Liming auf Grenada
Liming ist Grenadas berühmte inoffizielle nationale Freizeitbeschäftigung und fester Bestandteil der Inselkultur. Ursprünglich hatte man wohl nichts weiter zu tun, als unter einem Baum zu sitzen und Limetten auszupressen. Mittlerweile beschreibt es die Kunst des süßen Nichts-Tuns, ist weniger eine Aktivität und mehr als ein Zustand zu betrachten. Wer denkt das hat mit faul sein und Zeit verplempern zu tun, der irrt. Liming ist die Kunst, den Moment zu genießen. Mit Freunden oder ohne, ins Gespräch vertieft oder stillschweigend. In der Regel ohne spezifischen Zweck und ohne erkennbare Aktivität. Meist im Freien mit einem Kaltgetränk in der Hand. Man hört zu, plaudert, entspannt und genießt die Atmosphäre um sich herum. Wer noch nicht überzeugt ist, der versuche einfach mal den Moment zu genießen, ohne an seine Pflichten und die nächsten Termine zu denken. Das funktioniert selten auf Knopfdruck und auch wir lernen das Liming während unserer Zeit auf Grenada in unterschiedlicher Form kennen.
St. george
Die ersten Tage verbringen wir an der Westküste vor St. George, der Hauptstadt der Insel. Ein kleines Städtchen mit großem Markt und vielen bunten Häusern. Wir kaufen Gewürze in allen Farben und Formen, verpassen unserem Boot eine Tiefenreinigung in der Marina und füllen unsere Vorräte wieder auf.
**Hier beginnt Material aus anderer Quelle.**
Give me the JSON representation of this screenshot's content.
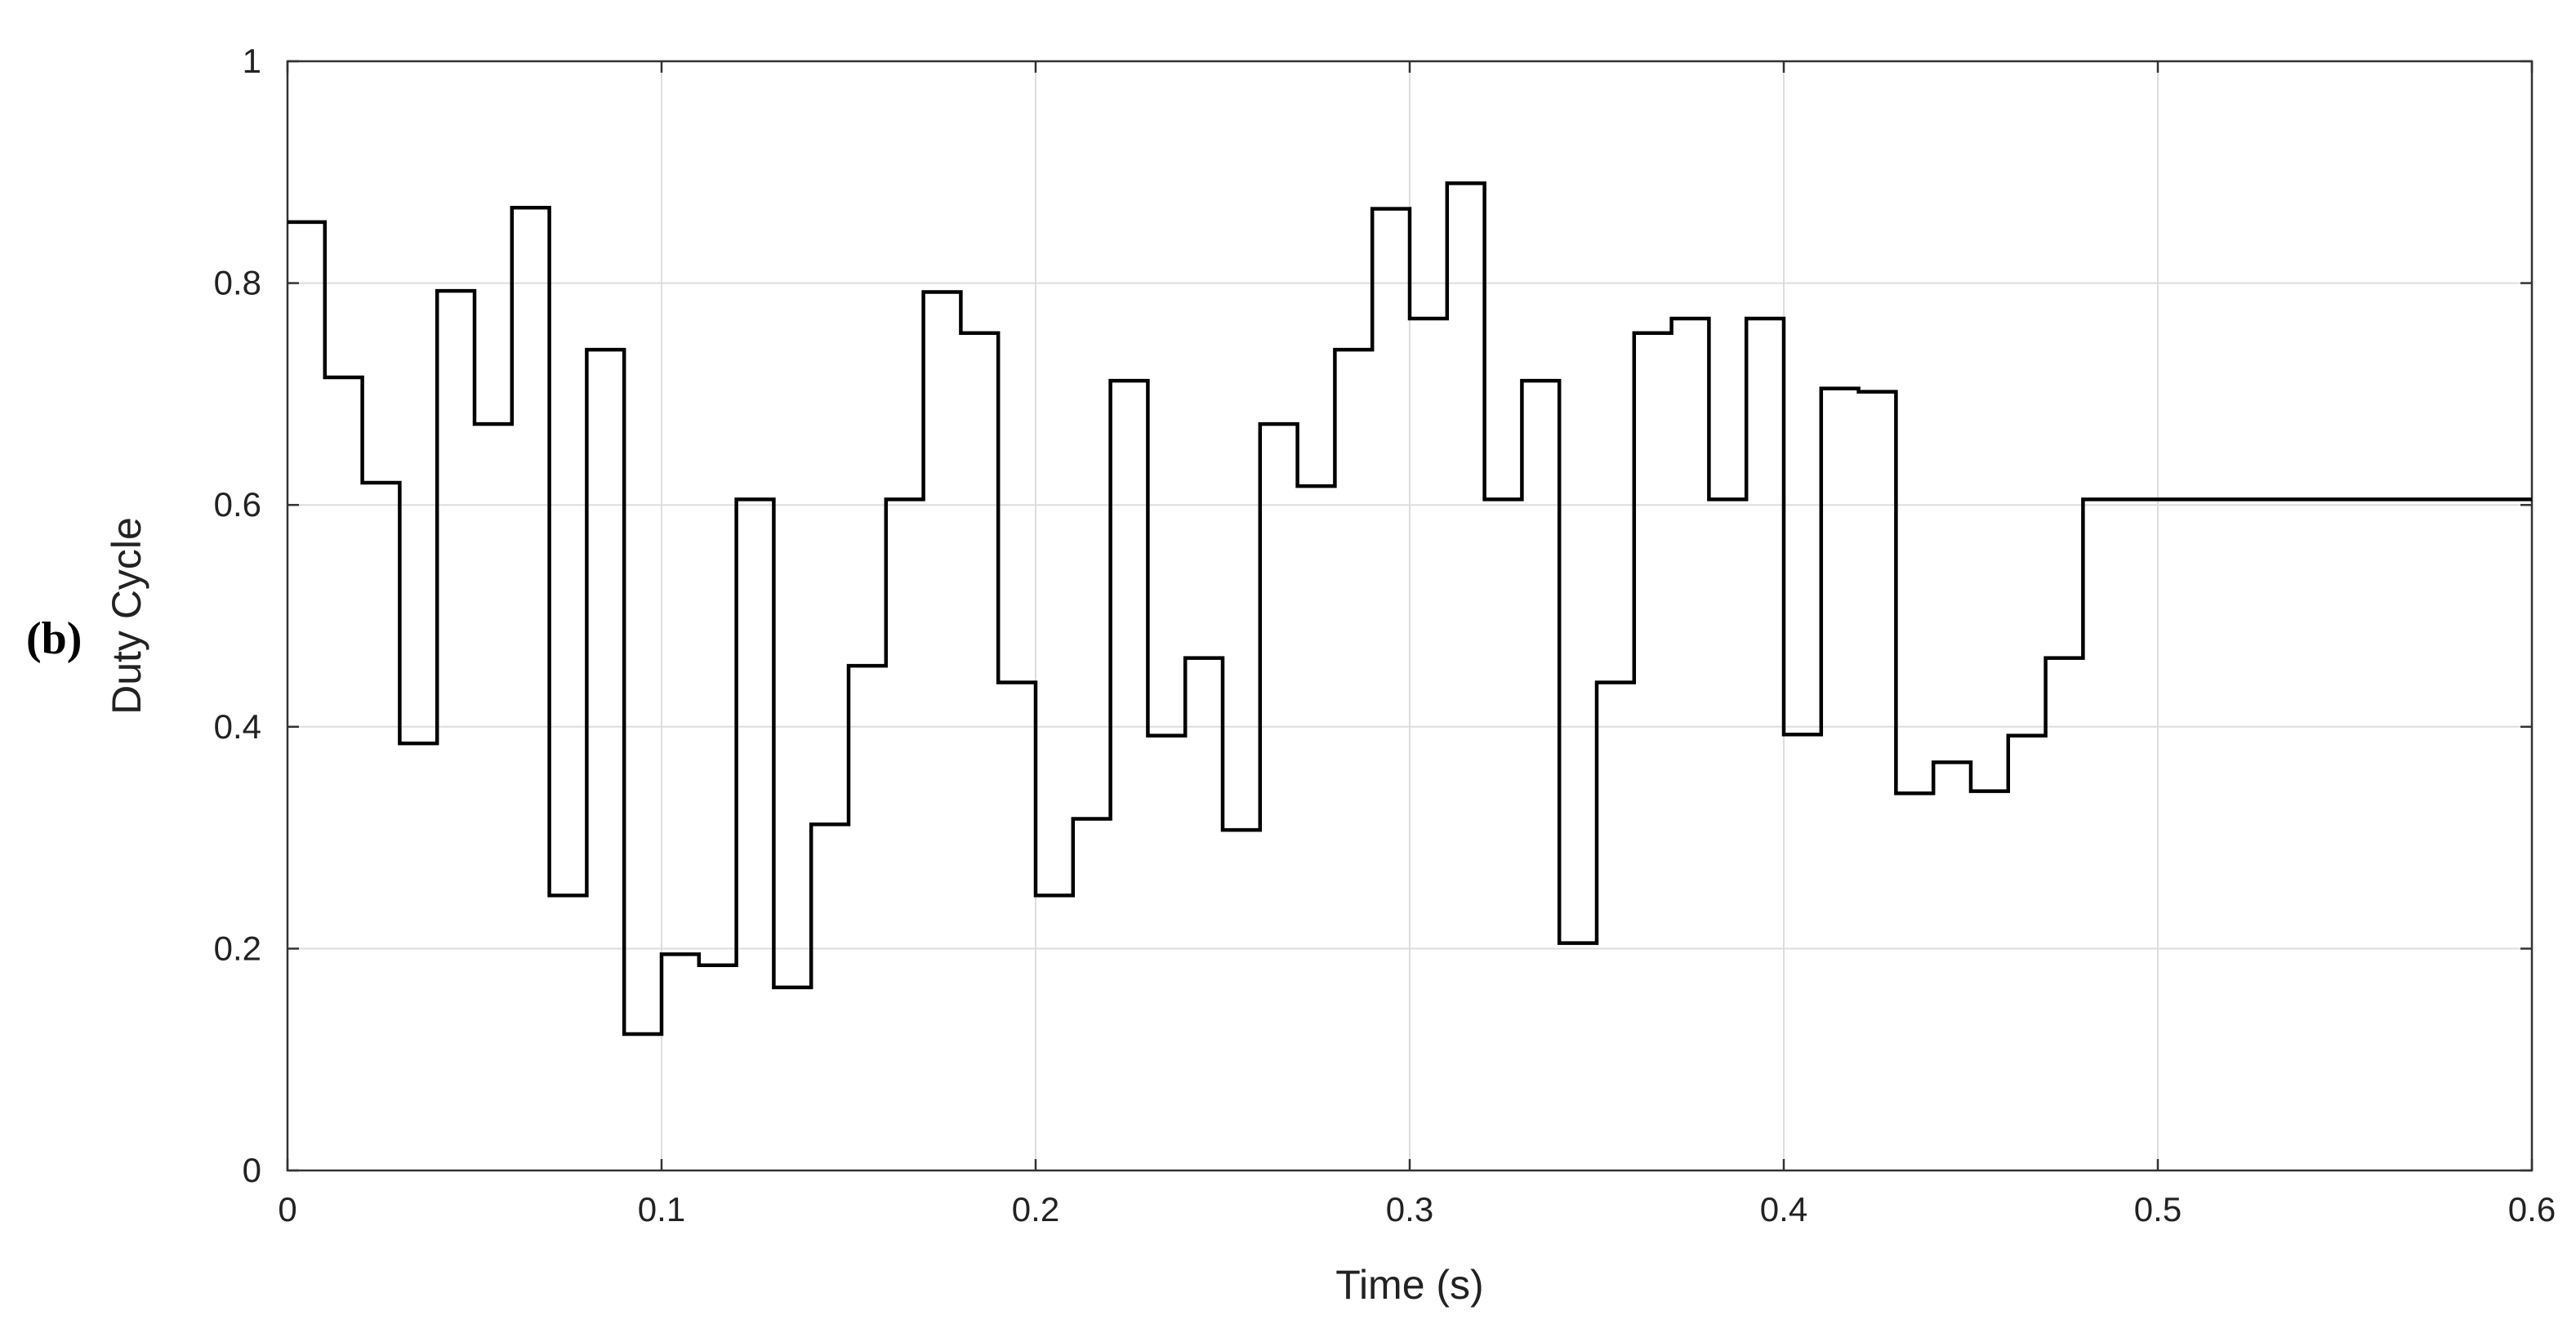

Der nahegelegene Strand von Grand Anse schafft es immer wieder in die Liste der schönsten Strände und es reiht sich ein Hotel an das nächste. Wir erkunden die Gegend vorwiegend zu Fuß und hin und wieder mit den lokalen Bussen. Ähnlich wie auf St. Vincent winkt man sich die Kleinbusse heran und fährt für weniger als einen Euro eine Weile mit.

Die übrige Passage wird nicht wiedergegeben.